Mr Vial bulldozed his face into a smile. ‘Just little bastard,’ he said gently.
‘Oh, well, I’m legitimate, so there must be some mistake,’ said Johnny. ‘I see you again some day soon, my mister.’ He followed Theodora out of the room.
There was a pause in the proceedings, and a certain amount of hard looks and shuffling. ‘I guess everyone,’ said Larry the GI, ‘is behaving most peculiar. Why don’t we put on some discs and dance?’
I found myself sitting next to the star performer Huntley, who had removed the lavatory paper he had pranced in, and attired himself, instead, in a pair of Austrian lederhosen he had found in his host’s bedroom. ‘These niggers,’ he said. ‘It’s always the same when you have them at a party.’
‘But, excuse me, you …’
‘Oh, I work in a coloured company, sure, and half of me belongs to them, I guess, but they’re just so dreadful! So hopeless, so dreadful! There’s always this confusion whenever they’re around. Man, they can’t even work – and I should know, I’m their ballet master. “Work like niggers” – whoever thought up that one?’ He drank a glass of neat whisky and arose. ‘I just can’t bear them,’ he said. ‘I’m going back to sleep at my hotel. I’ve bought me a marmoset here in this city, and it’s better company to me than they are.’

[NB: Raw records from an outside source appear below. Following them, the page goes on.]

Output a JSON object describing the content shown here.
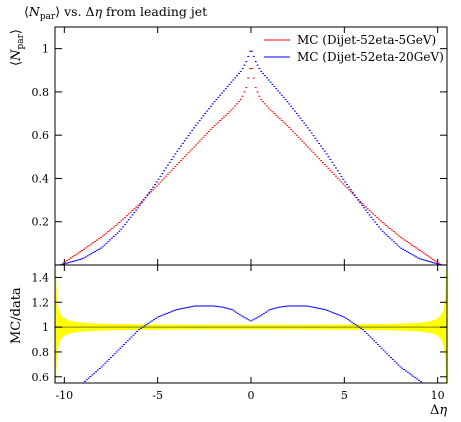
{
  "chart_data": [
    {
      "type": "scatter",
      "panel": "main",
      "title": "⟨N_par⟩ vs. Δη from leading jet",
      "ylabel": "⟨N_par⟩",
      "xlim": [
        -10.5,
        10.5
      ],
      "ylim": [
        0,
        1.1
      ],
      "x_ticks": [
        -10,
        -5,
        0,
        5,
        10
      ],
      "y_ticks": [
        0.2,
        0.4,
        0.6,
        0.8,
        1
      ],
      "y_tick_labels": [
        "0.2",
        "0.4",
        "0.6",
        "0.8",
        "1"
      ],
      "legend_position": "top-right",
      "series": [
        {
          "name": "MC (Dijet-52eta-5GeV)",
          "color": "#ff0000",
          "x": [
            -10.2,
            -9,
            -8,
            -7,
            -6,
            -5,
            -4,
            -3,
            -2,
            -1.5,
            -1,
            -0.5,
            -0.25,
            0,
            0.25,
            0.5,
            1,
            1.5,
            2,
            3,
            4,
            5,
            6,
            7,
            8,
            9,
            10.2
          ],
          "y": [
            0.0,
            0.07,
            0.13,
            0.2,
            0.28,
            0.37,
            0.46,
            0.55,
            0.64,
            0.68,
            0.72,
            0.77,
            0.82,
            0.93,
            0.82,
            0.77,
            0.72,
            0.68,
            0.64,
            0.55,
            0.46,
            0.37,
            0.28,
            0.2,
            0.13,
            0.07,
            0.0
          ]
        },
        {
          "name": "MC (Dijet-52eta-20GeV)",
          "color": "#0000ff",
          "x": [
            -10.2,
            -9,
            -8,
            -7,
            -6,
            -5,
            -4,
            -3,
            -2,
            -1.5,
            -1,
            -0.5,
            -0.25,
            0,
            0.25,
            0.5,
            1,
            1.5,
            2,
            3,
            4,
            5,
            6,
            7,
            8,
            9,
            10.2
          ],
          "y": [
            0.0,
            0.03,
            0.08,
            0.16,
            0.27,
            0.39,
            0.52,
            0.64,
            0.75,
            0.8,
            0.85,
            0.9,
            0.94,
            1.0,
            0.94,
            0.9,
            0.85,
            0.8,
            0.75,
            0.64,
            0.52,
            0.39,
            0.27,
            0.16,
            0.08,
            0.03,
            0.0
          ]
        }
      ]
    },
    {
      "type": "scatter",
      "panel": "ratio",
      "xlabel": "Δη",
      "ylabel": "MC/data",
      "xlim": [
        -10.5,
        10.5
      ],
      "ylim": [
        0.55,
        1.5
      ],
      "x_ticks": [
        -10,
        -5,
        0,
        5,
        10
      ],
      "x_tick_labels": [
        "-10",
        "-5",
        "0",
        "5",
        "10"
      ],
      "y_ticks": [
        0.6,
        0.8,
        1,
        1.2,
        1.4
      ],
      "y_tick_labels": [
        "0.6",
        "0.8",
        "1",
        "1.2",
        "1.4"
      ],
      "reference_line": 1.0,
      "band_color": "#ffff00",
      "line_color": "#999900",
      "series": [
        {
          "name": "MC (Dijet-52eta-20GeV)",
          "color": "#0000ff",
          "x": [
            -9,
            -8,
            -7,
            -6,
            -5,
            -4,
            -3,
            -2,
            -1.5,
            -1,
            -0.5,
            0,
            0.5,
            1,
            1.5,
            2,
            3,
            4,
            5,
            6,
            7,
            8,
            9.2
          ],
          "y": [
            0.55,
            0.68,
            0.83,
            0.98,
            1.08,
            1.14,
            1.17,
            1.17,
            1.16,
            1.14,
            1.09,
            1.05,
            1.09,
            1.14,
            1.16,
            1.17,
            1.17,
            1.14,
            1.08,
            0.98,
            0.83,
            0.68,
            0.55
          ]
        }
      ]
    }
  ]
}
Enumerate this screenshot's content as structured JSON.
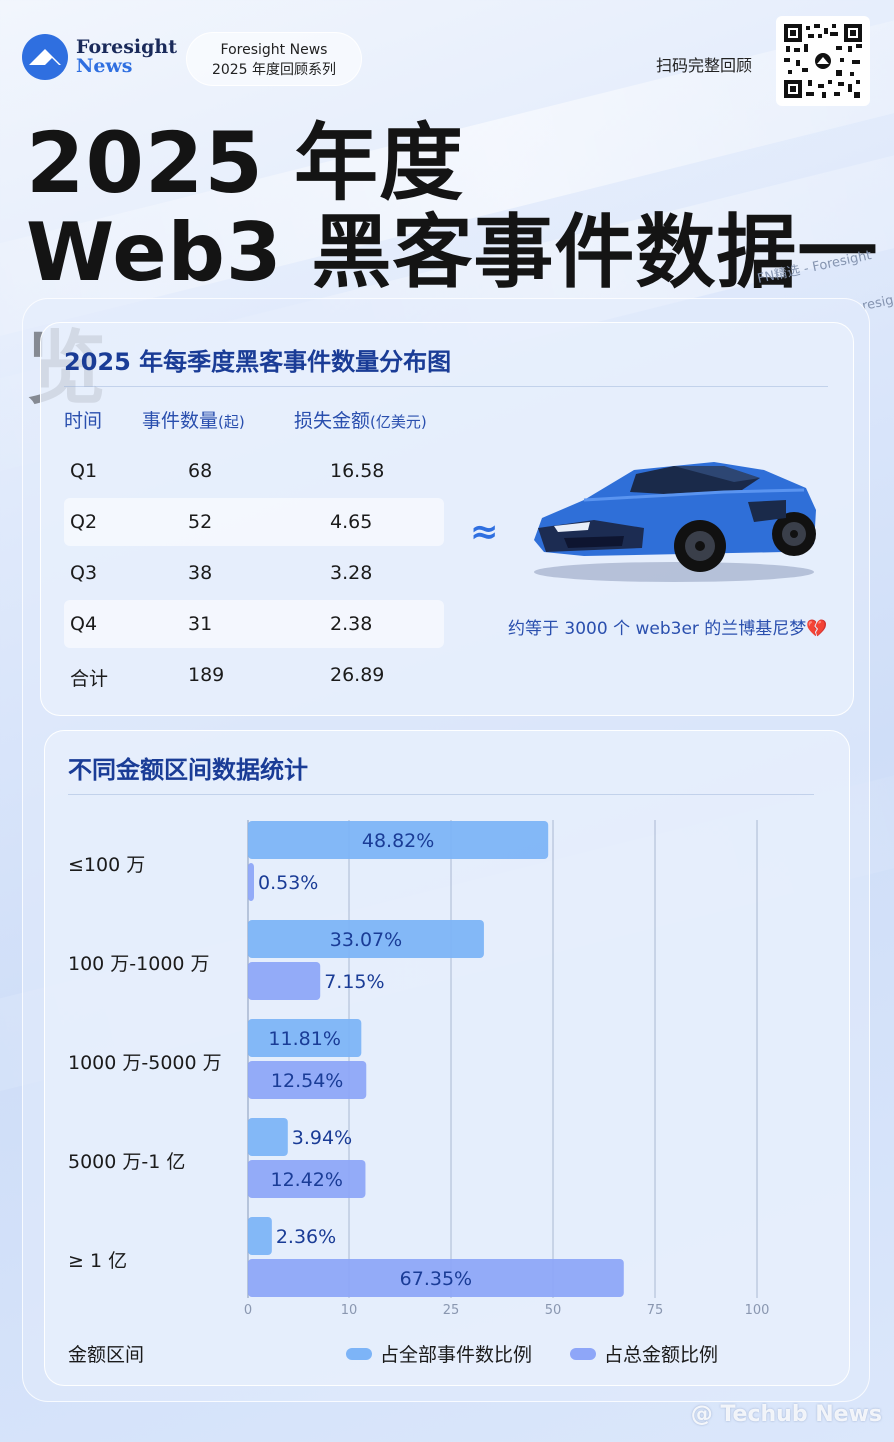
{
  "header": {
    "logo_line1": "Foresight",
    "logo_line2": "News",
    "series_line1": "Foresight News",
    "series_line2": "2025 年度回顾系列",
    "qr_label": "扫码完整回顾",
    "title_line1": "2025 年度",
    "title_line2": "Web3 黑客事件数据一览",
    "watermark": "FN精选 - Foresight",
    "watermark2": "resig"
  },
  "table_section": {
    "title": "2025 年每季度黑客事件数量分布图",
    "headers": [
      "时间",
      "事件数量",
      "(起)",
      "损失金额",
      "(亿美元)"
    ],
    "rows": [
      {
        "period": "Q1",
        "count": "68",
        "loss": "16.58"
      },
      {
        "period": "Q2",
        "count": "52",
        "loss": "4.65"
      },
      {
        "period": "Q3",
        "count": "38",
        "loss": "3.28"
      },
      {
        "period": "Q4",
        "count": "31",
        "loss": "2.38"
      },
      {
        "period": "合计",
        "count": "189",
        "loss": "26.89"
      }
    ],
    "approx_symbol": "≈",
    "car_caption": "约等于 3000 个 web3er 的兰博基尼梦",
    "heart_icon": "💔",
    "colors": {
      "accent": "#2f6fe0",
      "car_body": "#2f6fd8"
    }
  },
  "chart_section": {
    "title": "不同金额区间数据统计",
    "x_title": "金额区间"
  },
  "chart_data": {
    "type": "bar",
    "orientation": "horizontal",
    "title": "不同金额区间数据统计",
    "xlabel": "金额区间",
    "categories": [
      "≤100 万",
      "100 万-1000 万",
      "1000 万-5000 万",
      "5000 万-1 亿",
      "≥ 1 亿"
    ],
    "series": [
      {
        "name": "占全部事件数比例",
        "values": [
          48.82,
          33.07,
          11.81,
          3.94,
          2.36
        ],
        "labels": [
          "48.82%",
          "33.07%",
          "11.81%",
          "3.94%",
          "2.36%"
        ],
        "color": "#7db4f7"
      },
      {
        "name": "占总金额比例",
        "values": [
          0.53,
          7.15,
          12.54,
          12.42,
          67.35
        ],
        "labels": [
          "0.53%",
          "7.15%",
          "12.54%",
          "12.42%",
          "67.35%"
        ],
        "color": "#8ea6f8"
      }
    ],
    "x_ticks": [
      "0",
      "10",
      "25",
      "50",
      "75",
      "100"
    ],
    "x_tick_values": [
      0,
      10,
      25,
      50,
      75,
      100
    ],
    "grid": true,
    "legend_position": "bottom-right"
  },
  "footer": {
    "watermark": "@ Techub News"
  }
}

The party, it seemed to me, was deteriorating. I rose to go also, but was overtaken by Norbert Salt and his friend Moscow Gentry.
‘Moscow and I,’ said Norbert, ‘have been thinking. And what we think is, it would be cheaper for us if instead of spending money at our hotel, we moved in with you. Now, you’ve got an apartment, haven’t you?’

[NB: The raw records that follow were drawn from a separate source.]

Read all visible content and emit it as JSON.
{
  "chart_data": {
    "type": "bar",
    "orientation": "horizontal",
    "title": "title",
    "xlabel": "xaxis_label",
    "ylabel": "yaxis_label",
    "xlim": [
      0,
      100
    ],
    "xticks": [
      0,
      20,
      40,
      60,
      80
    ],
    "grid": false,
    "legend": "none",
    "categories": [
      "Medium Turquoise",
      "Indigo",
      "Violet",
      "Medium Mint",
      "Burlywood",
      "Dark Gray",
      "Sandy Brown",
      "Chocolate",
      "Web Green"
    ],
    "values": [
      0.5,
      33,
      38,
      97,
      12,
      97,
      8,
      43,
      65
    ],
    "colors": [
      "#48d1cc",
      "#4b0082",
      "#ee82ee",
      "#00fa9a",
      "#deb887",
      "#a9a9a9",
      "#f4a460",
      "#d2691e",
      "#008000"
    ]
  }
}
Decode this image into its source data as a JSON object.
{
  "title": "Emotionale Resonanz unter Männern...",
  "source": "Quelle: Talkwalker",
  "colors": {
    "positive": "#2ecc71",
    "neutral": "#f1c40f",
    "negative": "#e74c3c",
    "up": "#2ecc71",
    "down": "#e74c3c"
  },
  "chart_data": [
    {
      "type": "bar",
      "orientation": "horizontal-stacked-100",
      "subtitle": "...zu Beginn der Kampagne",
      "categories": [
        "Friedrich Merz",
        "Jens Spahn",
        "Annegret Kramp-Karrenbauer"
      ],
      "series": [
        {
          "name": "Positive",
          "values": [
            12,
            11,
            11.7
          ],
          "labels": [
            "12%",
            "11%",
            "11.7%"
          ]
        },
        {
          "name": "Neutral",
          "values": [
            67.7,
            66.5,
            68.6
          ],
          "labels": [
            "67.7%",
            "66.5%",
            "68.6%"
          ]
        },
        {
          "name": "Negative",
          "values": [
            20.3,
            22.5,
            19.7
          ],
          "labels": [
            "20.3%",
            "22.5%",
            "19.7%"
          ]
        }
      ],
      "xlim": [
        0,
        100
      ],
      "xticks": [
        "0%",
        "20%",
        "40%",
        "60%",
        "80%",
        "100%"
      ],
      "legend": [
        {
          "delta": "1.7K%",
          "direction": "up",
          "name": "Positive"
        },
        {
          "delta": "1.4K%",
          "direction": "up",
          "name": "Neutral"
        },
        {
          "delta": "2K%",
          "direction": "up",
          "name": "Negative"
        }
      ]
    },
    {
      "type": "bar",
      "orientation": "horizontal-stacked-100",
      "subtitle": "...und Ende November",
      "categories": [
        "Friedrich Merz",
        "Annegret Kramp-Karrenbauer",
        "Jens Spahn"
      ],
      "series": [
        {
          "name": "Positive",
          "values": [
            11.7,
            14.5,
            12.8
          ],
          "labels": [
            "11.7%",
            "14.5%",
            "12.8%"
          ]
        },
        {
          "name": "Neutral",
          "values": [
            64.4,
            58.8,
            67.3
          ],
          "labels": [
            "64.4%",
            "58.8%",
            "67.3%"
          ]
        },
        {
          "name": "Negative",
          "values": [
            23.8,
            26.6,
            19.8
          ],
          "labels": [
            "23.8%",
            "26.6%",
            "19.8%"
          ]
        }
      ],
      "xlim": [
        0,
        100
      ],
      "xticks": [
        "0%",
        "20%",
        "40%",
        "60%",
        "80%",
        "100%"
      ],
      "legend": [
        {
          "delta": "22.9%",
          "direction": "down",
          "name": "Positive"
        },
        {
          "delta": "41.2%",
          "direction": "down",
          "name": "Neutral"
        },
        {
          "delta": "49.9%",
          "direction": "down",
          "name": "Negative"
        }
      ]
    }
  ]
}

‘That is, if it’s not too far out from the city centre,’ said Moscow Gentry.
I handed them the keys. ‘If I ring the bell,’ I said, ‘I hope you’ll be kind enough to let me in.’
‘Oh, sure.’
‘And thanks.’
In the hall there was a white boy in a barman’s jacket, reading an evening paper and sipping a glass of wine. He looked up.
‘I think I’ve seen you earlier,’ he said.
‘Yes? I don’t remember.’
‘My name’s Alfy Bongo.’
‘I don’t remember you.’
‘I work here for Mr Vial on special evenings,’ said this person, taking me with two fingers by the arm. ‘He’s a very much nicer man than you might think.’
‘And so, I’m sure, are you,’ I said to Alfy Bongo, as I opened the mortice lock of Mr Vial’s front door.